I hope I have not offended you in any way by saying these things. I want only for you to see that you have done your very best so far and that what you are thinking of doing next is the right thing to do and is the best for everyone. There is nothing to feel guilty about. You are a fantastic daughter that any parent could wish for and you have acted the best way you know how. You've given enough already. It's time to give to your own family, to your own self, and put your dad in a place where he will receive the attention he craves and the care he needs.
Anonymous:
I'm the same guest as above.
When he goes for his surgery on Monday, you could make it clear to that you and sis are concerned for his well-being and that you want him placed.

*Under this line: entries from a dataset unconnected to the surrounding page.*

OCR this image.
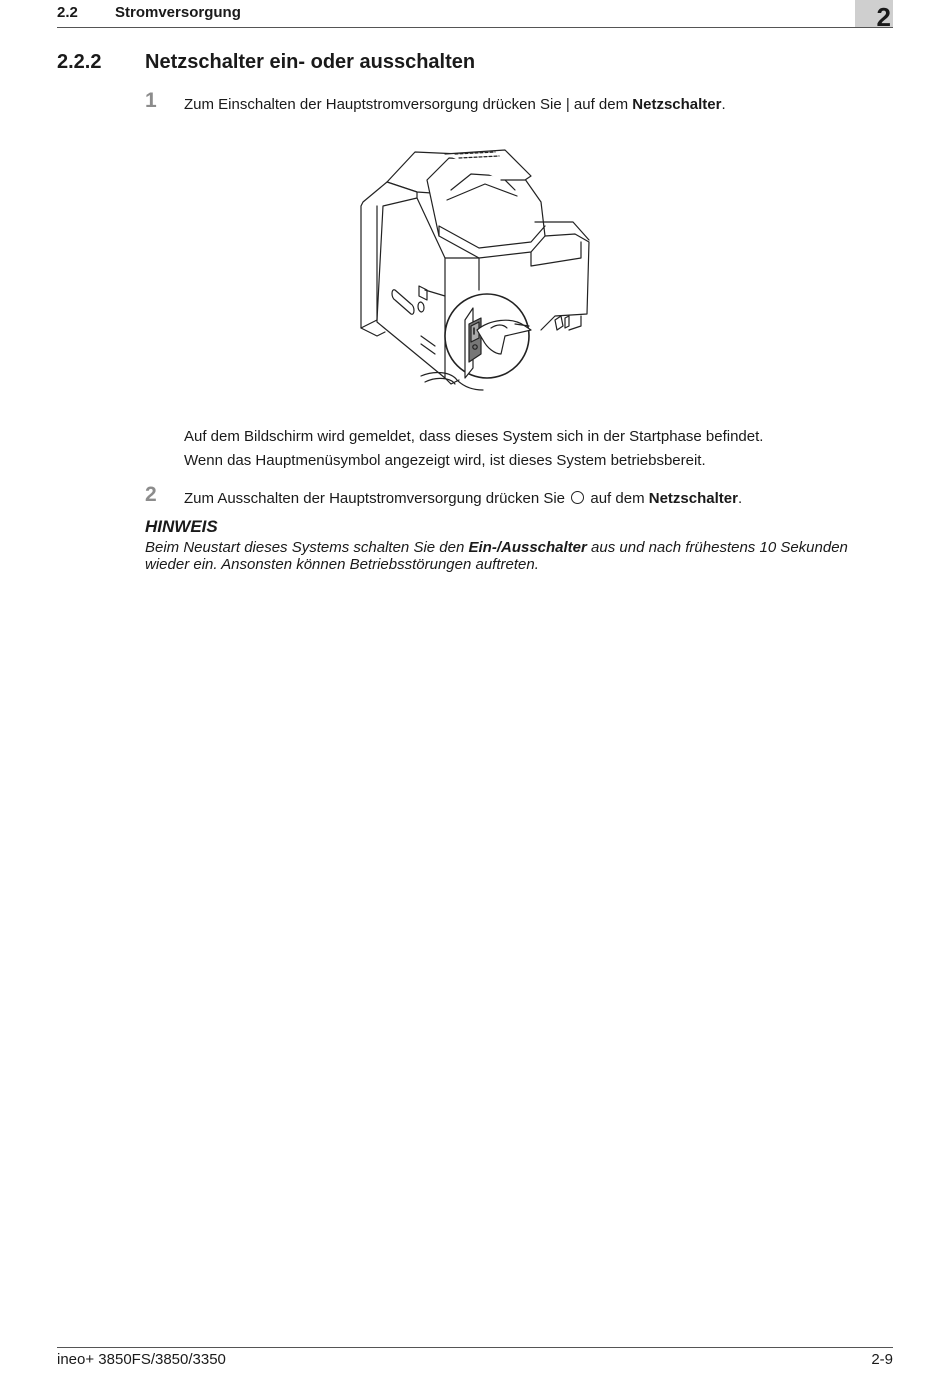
2.2 Stromversorgung	2
2.2.2 Netzschalter ein- oder ausschalten
1 Zum Einschalten der Hauptstromversorgung drücken Sie | auf dem Netzschalter.
Auf dem Bildschirm wird gemeldet, dass dieses System sich in der Startphase befindet.
Wenn das Hauptmenüsymbol angezeigt wird, ist dieses System betriebsbereit.
2 Zum Ausschalten der Hauptstromversorgung drücken Sie auf dem Netzschalter.
HINWEIS
Beim Neustart dieses Systems schalten Sie den Ein-/Ausschalter aus und nach frühestens 10 Sekunden wieder ein. Ansonsten können Betriebsstörungen auftreten.
ineo+ 3850FS/3850/3350	2-9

He cannot manage on his own. He is a danger due to his recent violent behaviour and you cannot cope with it.
Could they keep him in hospital until an appropriate placement can be made?
If not, can the plans for this be initiated now?
Tell them you are concerned that he could harm someone and neither of you feel safe being there alone with him. You have your own families to care for and the stress is too much.
Best wishes to you and sis.
Discounted Girl:
Bobbie,
Well, you have sure been through a lot, you and your sister, not to mention your mother. Your responsibility lies with your husband and children, not with your father. I also think that steps should be taken to declare him incompetent - you have no choice. He has wasted his whole life and wreaked havoc with your's, your sister's, your poor mother's and others I am sure. The stage is set for him to hurt you, your sister, someone else or himself. The die has been cast.
He might do better in a structured environment where, at least the people he abuses gets paid for it. You have nothing to feel guilty about now or in the future. I have not spoken to the NQueenmother in over 3 years and I have not missed her nor felt guilty for one moment. It is a type of peace to know I am not going to be under her microscope ever again nor suffer her abuse, even though the ramifications of her torments run deep in my soul and will be there forever. Their age has nothing to do with it. While it is sad to see an old frail person with such a nasty heart, it is their choice.
I am very happy that you and your sister have each other. There are some who post here who have to take care of the elderly Nparent all alone. I would never fault your mother, things were different for her back then and she did the only thing she knew to do. I am sorry if the last sounds her earthly ears heard were from his big abusive mouth. Think of that the next time a pang of guilt or sense of obligation hits you. Your mother is at peace now and I believe you will see her again in a time of joy and love without sorrow. God bless you and good luck.
Anonymous:
There is a special place in Hell for people like your Nfather.